Roberts, too, believes communication is key to a successful police department, he said.
“That’s what you’ll see from me,” he said. “I’m a huge advocate for open records and open communication.”
Roberts demonstrated his commitment to openness by laying out a timeline for recruitment of a new chief for the Milton City Council on Tuesday. He took the council through each step of the recruitment process, from advertising to background check.
Advertisements for the chief position will start appearing this week in professional publications and Web sites, Roberts said. The council approved Roberts’ recommended advertisement Tuesday.
Roberts hopes the city can hire a permanent chief by the end of July and listed a target start date of Aug. 18 in his timeline. Although the city hired Roberts through July 31, he will stay on until the permanent chief is hired, he said.
The council also approved Roberts’s recommended salary range for the new chief, $54,000 to $72,000.
City Administrator Todd Schmidt said chiefs in nearby departments make salaries at both ends of the range. Former Chief Tom Gilland was making $65,000 a year when he retired, City Clerk/Treasurer Nancy Zastrow said.
As Roberts waits for the applications to roll in, he’s busy with an organizational review of the police department. So far, he’s been reviewing documents such as crime reports, policy books and personnel records, he said. He has also been interviewing officers, community leaders and residents about the department.
“There’s good officers committed to the community,” he said. “I’m pleased with what I see.”
Roberts is serving the department part time until he finishes his teaching obligations at UW-Platteville. He has been in Milton mostly on Tuesdays and Thursdays. Starting mid-May, he will be in town Monday through Friday, he said.
Interim Chief Bob Roberts laid out the following timeline for choosing a permanent chief for the Milton Police Department:
-- April 1 to 23: Establishing criteria for the position. Interview city officials, staff and other stakeholders to learn about the duties and expectations of the chief.
- April 23 to June 20: Advertising and screening. Conduct a professional search for candidates using local, regional and national networks. Place announcements in appropriate publications and on the Internet.
-- June 20 to 25: Initial screening. Process all applications and screen all applicants, matching their credentials to the criteria.

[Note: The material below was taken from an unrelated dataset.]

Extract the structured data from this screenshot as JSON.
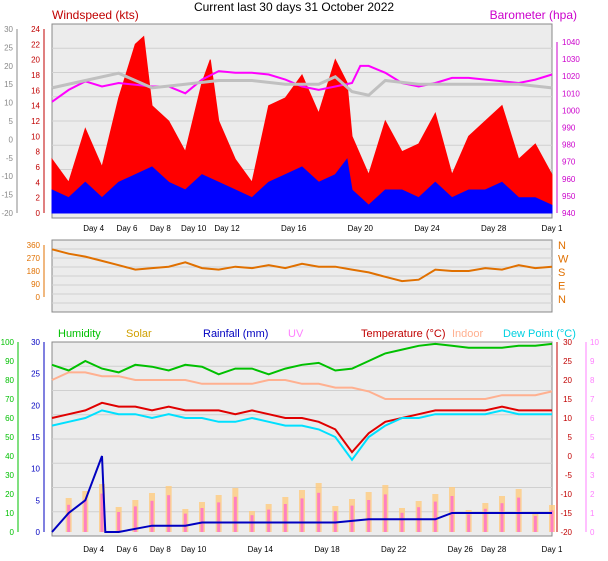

-- June 25 to July 1: Phone interviews.
-- Week of July 7: Assessments. Create a list of strengths and weaknesses for each applicant.
-- Week of July 21: Police commission interviews. The police commission will interview candidates to create a list of finalists. Names of finalists will be publicly released July 24.
-- July 28: Contingent offer issued to selected candidate.
-- Week of July 28: Background check.
-- August 18: Target start date for new police chief.
Other actions taken by the Milton City Council on Tuesday include:
-- Election of Sharon Rozelle as council president
-- Approval of a first reading of a neighborhood electric vehicle ordinance. The ordinance, similar to ones recently passed in Janesville, Edgerton and other communities, would allow electric vehicles that travel between 20 and 35 mph on roads with speed limits of 35 mph or less.
-- Changing the meeting schedule. The city council decided in December to reduce its monthly meetings from two to one on a trial basis. Tuesday, it decided to return to its twice-monthly schedule.
The council will once again meet at 7:30 p.m. the first and third Tuesdays of the month. Public works committee meetings will take place at 6 p.m. the first Tuesday of the month, and personnel and finance committee meetings will take place at 6 p.m. the third Tuesday of the month.